Good Til Canceled (GTC)
An order to buy or sell which remains in effect until it is either executed or canceled (WellsTrade® accounts have set a limit of 60 days, after which we will automatically cancel the order).
Immediate or Cancel
An order condition that requires all or part of an order to be executed immediately. The part of the order that cannot be executed immediately is canceled.
Limit Order
An order to buy or sell a stated quantity of a security at a specified price or at a better price (higher for sales or lower for purchases).
Maintenance Call
A call from a broker demanding the deposit of cash or marginable securities to satisfy Regulation T requirements and/or the House Maintenance Requirement. This may happen when the customer's margin account balance falls below the minimum requirements due to market fluctuations or other activity.
Margin Requirement
Minimum amount that a client must deposit in the form of cash or eligible securities in a margin account as spelled out in Regulation T of the Federal Reserve Board. Reg. T requires a minimum of $2,000 or 50% of the purchase price of eligible securities bought on margin or 50% of the proceeds of short sales.
Market Makers
NASD member firms that buy and sell NASDAQ securities, at prices they display in NASDAQ, for their own account. There are currently over 500 firms that act as NASDAQ Market Makers. One of the major differences between the NASDAQ Stock Market and other major markets in the U.S. is NASDAQ's structure of competing Market Makers. Each Market Maker competes for customer order flow by displaying buy and sell quotations for a guaranteed number of shares.
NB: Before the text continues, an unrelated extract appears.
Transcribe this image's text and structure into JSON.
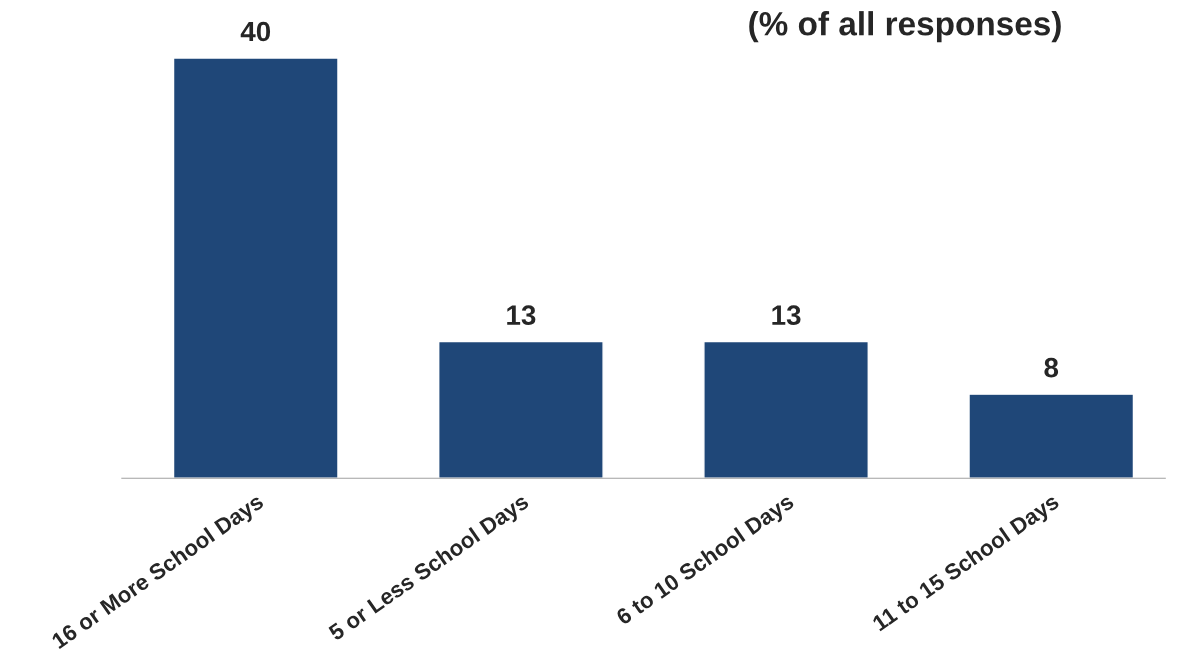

Once an order is received, the Market Maker will immediately purchase for or sell from its own inventory, or seek the other side of the trade until it is executed, often in a matter of seconds.
Market Order
An order to buy or sell a stated amount of a security at the best price available at the time the order is received in the trading marketplace.
Specialists
Specialist firms are those securities firms which hold seats on national securities exchanges and are charged with maintaining orderly markets in the securities in which they have exclusive franchises. They buy securities from investors who want to sell and sell when investors want to buy.
Stop
An order that becomes a market order once the security has traded through the designated stop price. Buy stops are entered above the current ask price. If the price moves to or above the stop price, the order becomes a market order and will be executed at the current market price. This price may be higher or lower than the stop price. Sell stops are entered below the current market price. If the price moves to or below the stop price, the order becomes a market order and will be executed at the current market price.
Stop Limit
An order that becomes a limit order once the security trades at the designated stop price. A stop limit order instructs a broker to buy or sell at a specific price or better, but only after a given stop price has been reached or passed. It is a combination of a stop order and a limit order.
These articles are for information and education purposes only. You will need to evaluate the merits and risks associated with relying on any information provided. Although this article may provide information relating to approaches to investing or types of securities and investments you might buy or sell, Wells Fargo and its affiliates are not providing investment recommendations, advice, or endorsements. Data have been obtained from what are considered to be reliable sources; however, their accuracy, completeness, or reliability cannot be guaranteed. Wells Fargo makes no warranties and bears no liability for your use of this information. The information made available to you is not intended, and should not be construed as legal, tax, or investment advice, or a legal opinion.